Bebek bakıcısı ve özel hizmetkâr’ım olan Asmina benim bu durgunluğumu ve düşünceli halimi gözlemlemiş olacak ki. “efendim çok yorgun görünüyorsunuz, biraz uyumalısınız?” dedi. Bende ona “önemli değil kendimi iyi hissediyorum” dediğimde. Asmina birden içinde kini ortaya kısık bir sesle döktü; “efendim Prens iyi olacak o güçlü birisi ve içerde ki o nişanlısıyım diyen kadına aldanmayın. Çünkü o sadece küçüklükten beridir Kral Selevkos’un oğluna uygun gördüğü bir eş, prens onunla hiç ilgilenmez,” dediğinde onun bu söyledikleri ne kadar içimi rahatlatsa da ona bakıp “iyide bundan bana ne?” dedim. Asmina’nın yanaklarında ki gamzesi esmer yüzünde belirginleşti. Gülümseyerek “efendim prens Antiokhos sizi gerçekten çok seviyor, bunu fark etmedim mi sanıyorsunuz? Sizi kendi bahçenizde gördüm. Lakin bu sır benimle gömülecek siz endişelenmeyin” dedi. Ben halen konuyu örtbas etmek için, “gördüysen ne olmuş bir kraliçe ve prens yalnız konuşamayacak mı?” diyerek ona kızarak cevap verdim ama onun gülümsemesi yüzünden gitmiyordu. Ona odayı terk etmesini söyledim. Odadan çıktı lakin ona kızgın değildim. Çünkü onun konuşması kölede olsa, bu sırrı taşıyacak bir sırdaş bulmak sanki sırtımda ki bu aşk yükünü hafifletmişti. Asmina ile çok iyi bir sırdaş olmuştuk. Asmina, ben buraya gelmeden önce hemen hemen her gece Selevkos’un yatağını paylaştığını ve Selevkos’un kendisini prens Antiokhos’un annesi ölen eşine benzettiğini söylemişti. Birçok sırrını benimle paylaşmıştı. Ben geldikten sonra ise bir kenara itildiğini sadece Kral’ın yani eşim Selevkos’un verdiği değerli hediyelerin kendisine kaldığını da söylemişti. Asmina’nın 35 yaşlarında yaşına göre gerçekten çok güzel bir kadın olması bu sözlerini kanıtlıyordu. Ben ona Kral’ı sevmediğimi mecburi bir evlilik yaptığımı söylerken o Kral’a gerçekten âşıktı, beni kıskanmıyordu. Selevkos’un Kral olması zenginliği ve aldığı hediyeler hiç umurunda bile değildi. İyi arkadaş olmuştuk ve o benim sarayda ki gözüm kulağım olmuştu. Sonunda Lilian’ın Prensin başından birkaç dakikalığına ayrılması üzerine odayı temizlemek ve havalandırmak için odaya girdiğinde, prensi yatağından aşağıya doğru çekip düşmüş gibi gösterip muhafızları çağırarak bu durumun Kralın kulağına gitmesine sebep olmuştu. Kral Lilian’ın yorulduğunu düşünerek görevi Asmina’ya verdi. Bunun üzerine benimde içim rahat etmiş ve aynı zamanda Asmina’ya olan güvenim artmıştı.
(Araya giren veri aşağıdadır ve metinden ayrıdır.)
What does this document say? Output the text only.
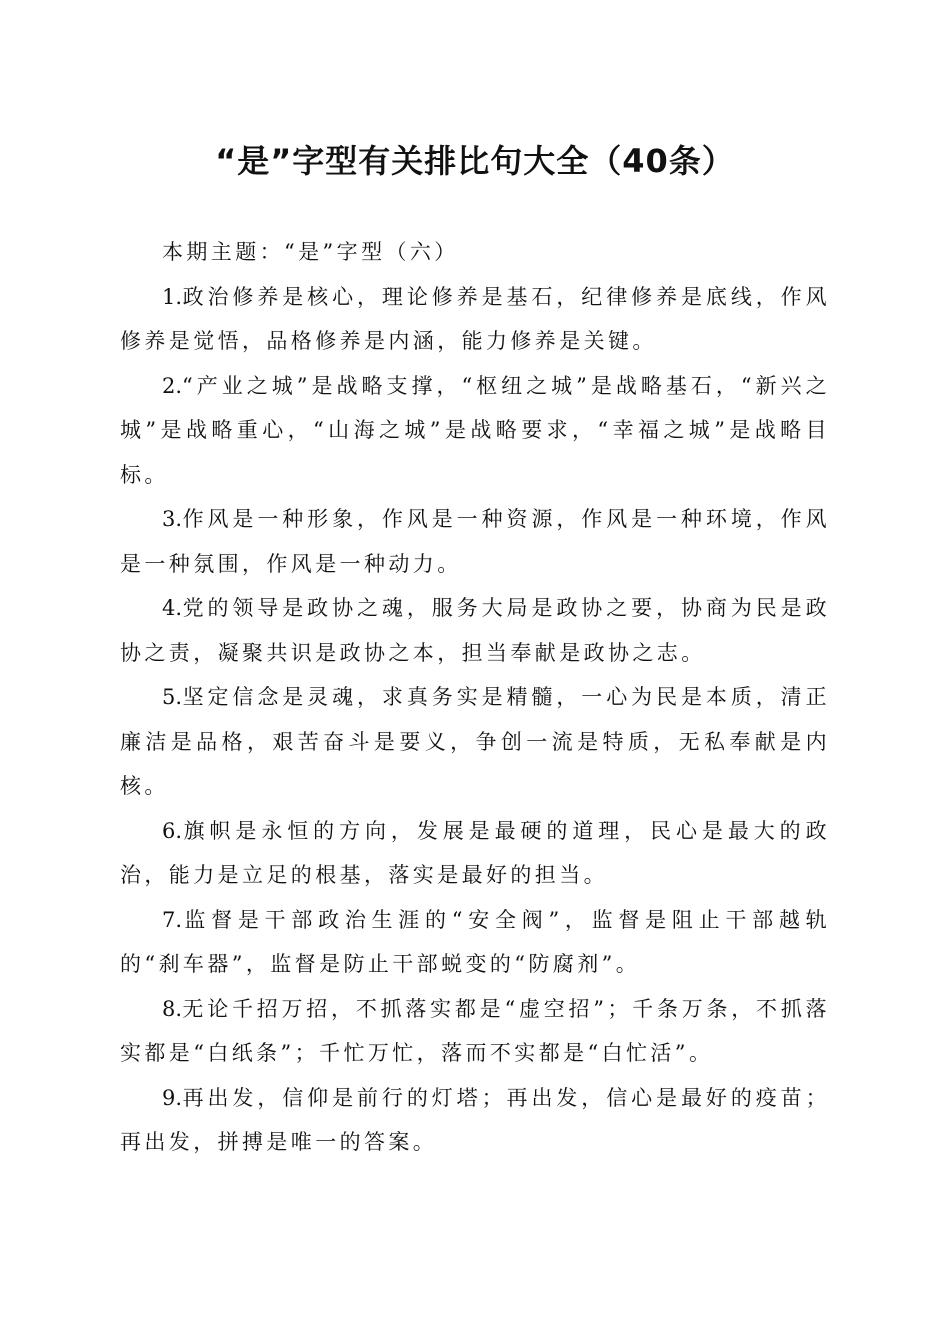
“是”字型有关排比句大全（40条）

本期主题：“是”字型（六）

1.政治修养是核心，理论修养是基石，纪律修养是底线，作风修养是觉悟，品格修养是内涵，能力修养是关键。

2.“产业之城”是战略支撑，“枢纽之城”是战略基石，“新兴之城”是战略重心，“山海之城”是战略要求，“幸福之城”是战略目标。

3.作风是一种形象，作风是一种资源，作风是一种环境，作风是一种氛围，作风是一种动力。

4.党的领导是政协之魂，服务大局是政协之要，协商为民是政协之责，凝聚共识是政协之本，担当奉献是政协之志。

5.坚定信念是灵魂，求真务实是精髓，一心为民是本质，清正廉洁是品格，艰苦奋斗是要义，争创一流是特质，无私奉献是内核。

6.旗帜是永恒的方向，发展是最硬的道理，民心是最大的政治，能力是立足的根基，落实是最好的担当。

7.监督是干部政治生涯的“安全阀”，监督是阻止干部越轨的“刹车器”，监督是防止干部蜕变的“防腐剂”。

8.无论千招万招，不抓落实都是“虚空招”；千条万条，不抓落实都是“白纸条”；千忙万忙，落而不实都是“白忙活”。

9.再出发，信仰是前行的灯塔；再出发，信心是最好的疫苗；再出发，拼搏是唯一的答案。
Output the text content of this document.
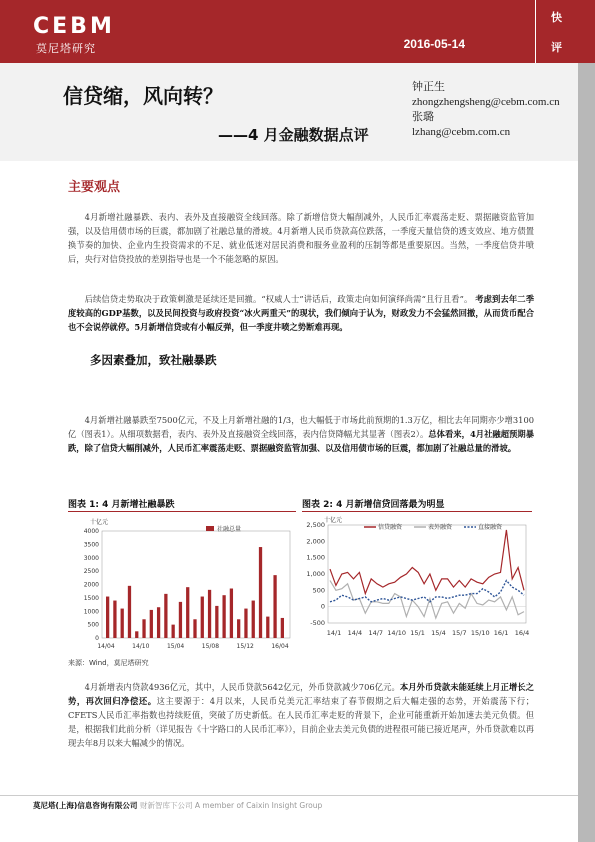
CEBM
莫尼塔研究	2016-05-14
快
评
信贷缩，风向转？
——4 月金融数据点评
钟正生
zhongzhengsheng@cebm.com.cn
张璐
lzhang@cebm.com.cn
主要观点
4月新增社融暴跌、表内、表外及直接融资全线回落。除了新增信贷大幅削减外，人民币汇率震荡走贬、票据融资监管加强，以及信用债市场的巨震，都加剧了社融总量的滑坡。4月新增人民币贷款高位跌落，一季度天量信贷的透支效应、地方债置换节奏的加快、企业内生投资需求的不足、就业低迷对居民消费和服务业盈利的压制等都是重要原因。当然，一季度信贷井喷后，央行对信贷投放的差别指导也是一个不能忽略的原因。
后续信贷走势取决于政策刺激是延续还是回撤。“权威人士”讲话后，政策走向如何演绎尚需“且行且看”。 考虑到去年二季度较高的GDP基数，以及民间投资与政府投资“冰火两重天”的现状，我们倾向于认为，财政发力不会猛然回撤，从而货币配合也不会说停就停。5月新增信贷或有小幅反弹，但一季度井喷之势断难再现。
多因素叠加，致社融暴跌
4月新增社融暴跌至7500亿元，不及上月新增社融的1/3，也大幅低于市场此前预期的1.3万亿，相比去年同期亦少增3100亿（图表1）。从细项数据看，表内、表外及直接融资全线回落，表内信贷降幅尤其显著（图表2）。总体看来，4月社融超预期暴跌，除了信贷大幅削减外，人民币汇率震荡走贬、票据融资监管加强、以及信用债市场的巨震，都加剧了社融总量的滑坡。
图表 1: 4 月新增社融暴跌	图表 2: 4 月新增信贷回落最为明显
十亿元
0
500
1000
1500
2000
2500
3000
3500
4000
14/04	14/10	15/04	15/08	15/12	16/04
社融总量
十亿元
-500
0
500
1,000
1,500
2,000
2,500
14/1 14/4 14/7 14/10 15/1 15/4 15/7 15/10 16/1 16/4
信贷融资	表外融资	直接融资
来源：Wind，莫尼塔研究
4月新增表内贷款4936亿元，其中，人民币贷款5642亿元，外币贷款减少706亿元。本月外币贷款未能延续上月正增长之势，再次回归净偿还。这主要源于：4月以来，人民币兑美元汇率结束了春节假期之后大幅走强的态势，开始震荡下行；CFETS人民币汇率指数也持续贬值，突破了历史新低。在人民币汇率走贬的背景下，企业可能重新开始加速去美元负债。但是，根据我们此前分析（详见报告《十字路口的人民币汇率》），目前企业去美元负债的进程很可能已接近尾声，外币贷款难以再现去年8月以来大幅减少的情况。
莫尼塔(上海)信息咨询有限公司 财新智库下公司 A member of Caixin Insight Group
Her gün bir yerlerden hekimler geliyor bakıyor, bakıyor, kimisi değişik ilaçlar kimisi Tanrılara sun, kimisi değişik tılsım yolları ile çare bulmaya çalışıyor ama bu hastalığa çare bulamıyorlardı. Sonunda Kral Selevkos’un kulağına dünyada bu güne kadar ölüm hariç her hastalığın çözümünü bulan Mısırlı bir hekimden bahsetmişlerdi. Kral ne pahasına olursa olsun o hekimi buraya getirmeleri için en iyi 10 kişilik birlik vazifelendirdi. Birlik deniz yolu daha güvenli olacağından denizden yola çıkmışlardı. Kral Selevkos krallığının gözde varisini kaybetmek istemiyordu. Çünkü diğer oğlu bu vasıfları taşımıyor bir Krallığı yönetemeyecek zevk ve sefa düşkünlüğüne sahipti. Koskoca Selevkos İmparatorluğunun kaderini onun eline bırakamazdı. Bu sebepten prens Antiokhos ayrı bir ehemmiyete sahipti.
YORUMLAR
Henüz yorum yapılmamış.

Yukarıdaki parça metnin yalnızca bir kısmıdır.